Dental plaque is a complex microbial community. It is made up primarily of bacteria, but also contains inorganic compounds. It is estimated that dental plaque has approximately four-hundred types of bacteria, including, but not limited to rods, filaments, cocci and eukaryotic cells (a more complex cell, encased within a cytoskeleton). Plaque is considered to be a soft-deposit. It settles on teeth and gums. In its soft, initial stage, plaque is easy to brush off the teeth.
The inorganic compounds in plaque, mainly calcium and phosphorus, are what create the larger problem. These inorganic compounds are derived largely from saliva. When left on the teeth, the inorganic compounds harden. Once the plaque has calcified it cannot be brushed away. The process of the hardening of the plaque is referred to calcification, and the resulting hard layer is called calculus. The calculus leaves a rough surface on the tooth, which in turn provides an even more welcome surface for yet more plaque to gather and multiply.
It is important that teeth are brushed regularly in order to remove the plaque so that it will not harden into calculus. The consequence of not doing so is two-fold. As just stated, the calculus provides a welcome home to new plaque, allowing the bacterial components to multiply faster and easier, in relative comfort. The more plaque that is allowed to be deposited, the greater the area of calcification on the tooth’s surface, creating an even greater area of a welcome environment for yet more plaque. It becomes a self-feeding cycle.
The secondary issue is that the same welcome environment that the rough calcified surface provides for plaque is equally attractive to other types of bacterial species. In addition to the prime environment, these species are also attracted to the natural bacteria in plaque. These secondary species of bacteria begin to accumulate after about three days of undisturbed plaque being left on the teeth. After about a week of being undisturbed, the microbial community living on the surface of the teeth attracts a third set of bacteria, even more troublesome than the original bacteria, or it’s hangers-on of secondary bacteria.

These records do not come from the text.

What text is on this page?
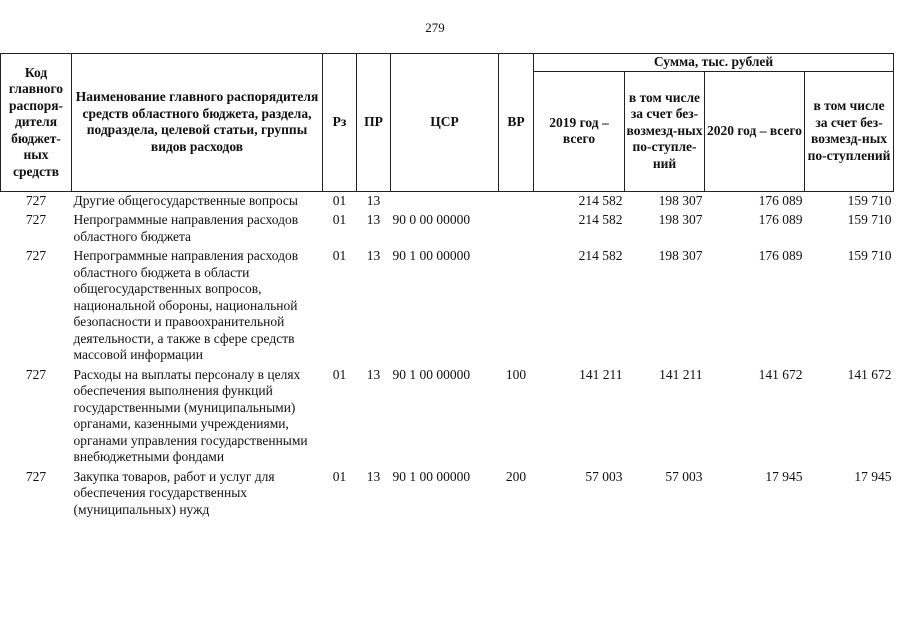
279
Код главного распоря-дителя бюджет-ных средств	Наименование главного распорядителя средств областного бюджета, раздела, подраздела, целевой статьи, группы видов расходов	Рз	ПР	ЦСР	ВР	Сумма, тыс. рублей			
						2019 год – всего	в том числе за счет без-возмезд-ных по-ступле-ний	2020 год – всего	в том числе за счет без-возмезд-ных по-ступлений
727	Другие общегосударственные вопросы	01	13			214 582	198 307	176 089	159 710
727	Непрограммные направления расходов областного бюджета	01	13	90 0 00 00000		214 582	198 307	176 089	159 710
727	Непрограммные направления расходов областного бюджета в области общегосударственных вопросов, национальной обороны, национальной безопасности и правоохранительной деятельности, а также в сфере средств массовой информации	01	13	90 1 00 00000		214 582	198 307	176 089	159 710
727	Расходы на выплаты персоналу в целях обеспечения выполнения функций государственными (муниципальными) органами, казенными учреждениями, органами управления государственными внебюджетными фондами	01	13	90 1 00 00000	100	141 211	141 211	141 672	141 672
727	Закупка товаров, работ и услуг для обеспечения государственных (муниципальных) нужд	01	13	90 1 00 00000	200	57 003	57 003	17 945	17 945
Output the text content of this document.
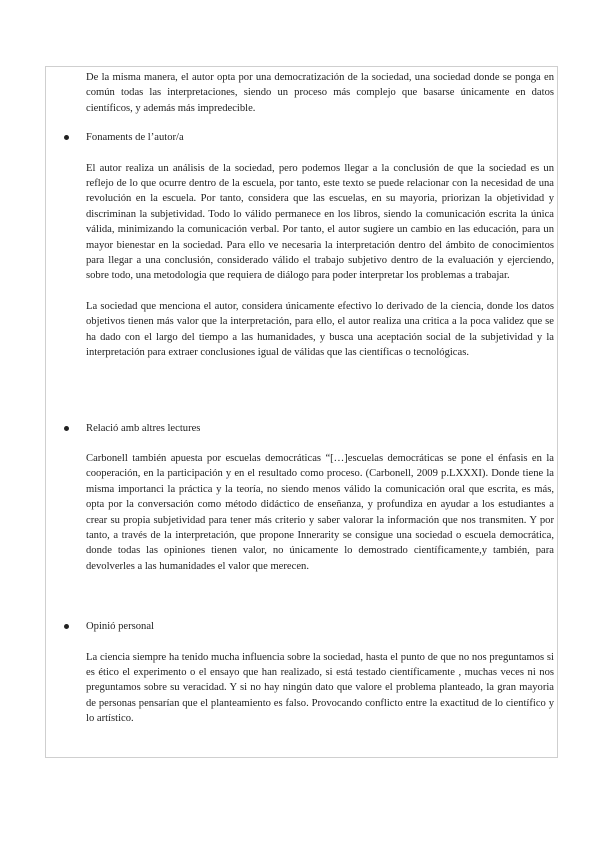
De la misma manera, el autor opta por una democratización de la sociedad, una sociedad donde se ponga en común todas las interpretaciones, siendo un proceso más complejo que basarse únicamente en datos científicos, y además más impredecible.

Fonaments de l’autor/a

El autor realiza un análisis de la sociedad, pero podemos llegar a la conclusión de que la sociedad es un reflejo de lo que ocurre dentro de la escuela, por tanto, este texto se puede relacionar con la necesidad de una revolución en la escuela. Por tanto, considera que las escuelas, en su mayoria, priorizan la objetividad y discriminan la subjetividad. Todo lo válido permanece en los libros, siendo la comunicación escrita la única válida, minimizando la comunicación verbal. Por tanto, el autor sugiere un cambio en las educación, para un mayor bienestar en la sociedad. Para ello ve necesaria la interpretación dentro del ámbito de conocimientos para llegar a una conclusión, considerado válido el trabajo subjetivo dentro de la evaluación y ejerciendo, sobre todo, una metodologia que requiera de diálogo para poder interpretar los problemas a trabajar.

La sociedad que menciona el autor, considera únicamente efectivo lo derivado de la ciencia, donde los datos objetivos tienen más valor que la interpretación, para ello, el autor realiza una critica a la poca validez que se ha dado con el largo del tiempo a las humanidades, y busca una aceptación social de la subjetividad y la interpretación para extraer conclusiones igual de válidas que las científicas o tecnológicas.

Relació amb altres lectures

Carbonell también apuesta por escuelas democráticas “[…]escuelas democráticas se pone el énfasis en la cooperación, en la participación y en el resultado como proceso. (Carbonell, 2009 p.LXXXI). Donde tiene la misma importanci la práctica y la teoría, no siendo menos válido la comunicación oral que escrita, es más, opta por la conversación como método didáctico de enseñanza, y profundiza en ayudar a los estudiantes a crear su propia subjetividad para tener más criterio y saber valorar la información que nos transmiten. Y por tanto, a través de la interpretación, que propone Innerarity se consigue una sociedad o escuela democrática, donde todas las opiniones tienen valor, no únicamente lo demostrado científicamente,y también, para devolverles a las humanidades el valor que merecen.

Opinió personal

La ciencia siempre ha tenido mucha influencia sobre la sociedad, hasta el punto de que no nos preguntamos si es ético el experimento o el ensayo que han realizado, si está testado científicamente , muchas veces ni nos preguntamos sobre su veracidad. Y si no hay ningún dato que valore el problema planteado, la gran mayoria de personas pensarían que el planteamiento es falso. Provocando conflicto entre la exactitud de lo científico y lo artístico.
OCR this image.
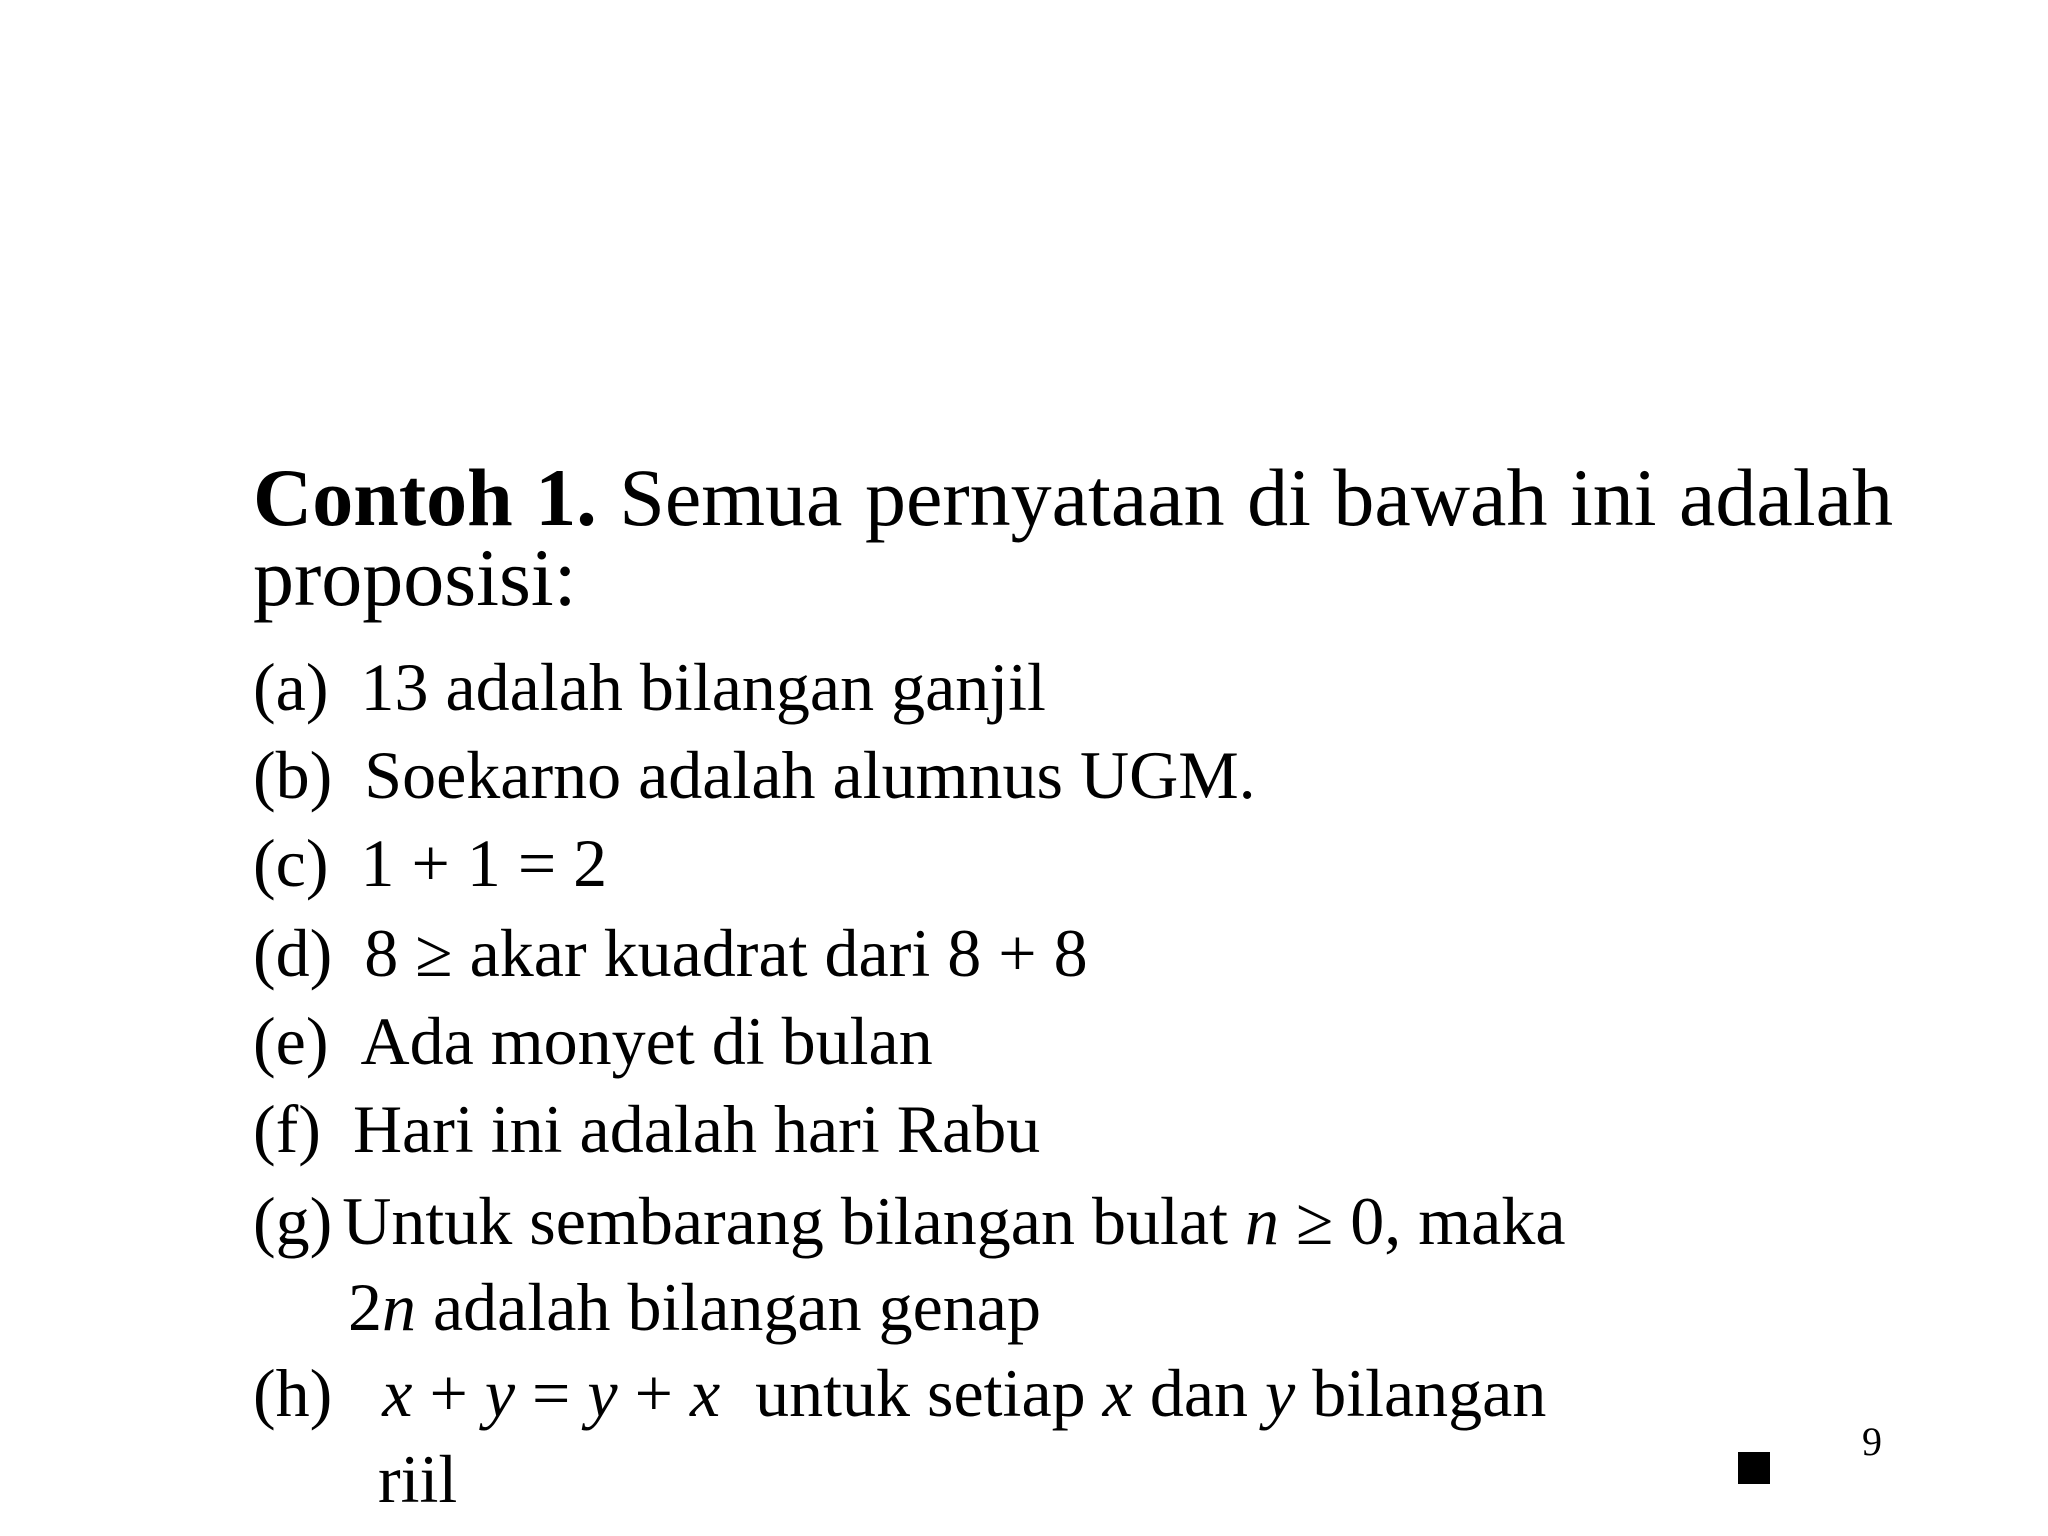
Contoh 1. Semua pernyataan di bawah ini adalah proposisi:
(a) 13 adalah bilangan ganjil
(b) Soekarno adalah alumnus UGM.
(c) 1 + 1 = 2
(d) 8 ≥ akar kuadrat dari 8 + 8
(e) Ada monyet di bulan
(f) Hari ini adalah hari Rabu
(g) Untuk sembarang bilangan bulat n ≥ 0, maka
2n adalah bilangan genap
(h) x + y = y + x untuk setiap x dan y bilangan
riil	9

The upshot is that un-brushed teeth become a welcome environment for all manner of bacteria. Not only does unattended plaque threaten the health of the teeth and gums, but other health issues are now being connected to poor oral care. Heart disease, asthma, stroke and even cancers are now being discovered to contain the same cells that are found in plaque, leading scientists to make a link between poor dental care and larger health issues. The best way to combat future problems is to brush regularly and see a dentist twice a year for a dental check-up and a cleaning.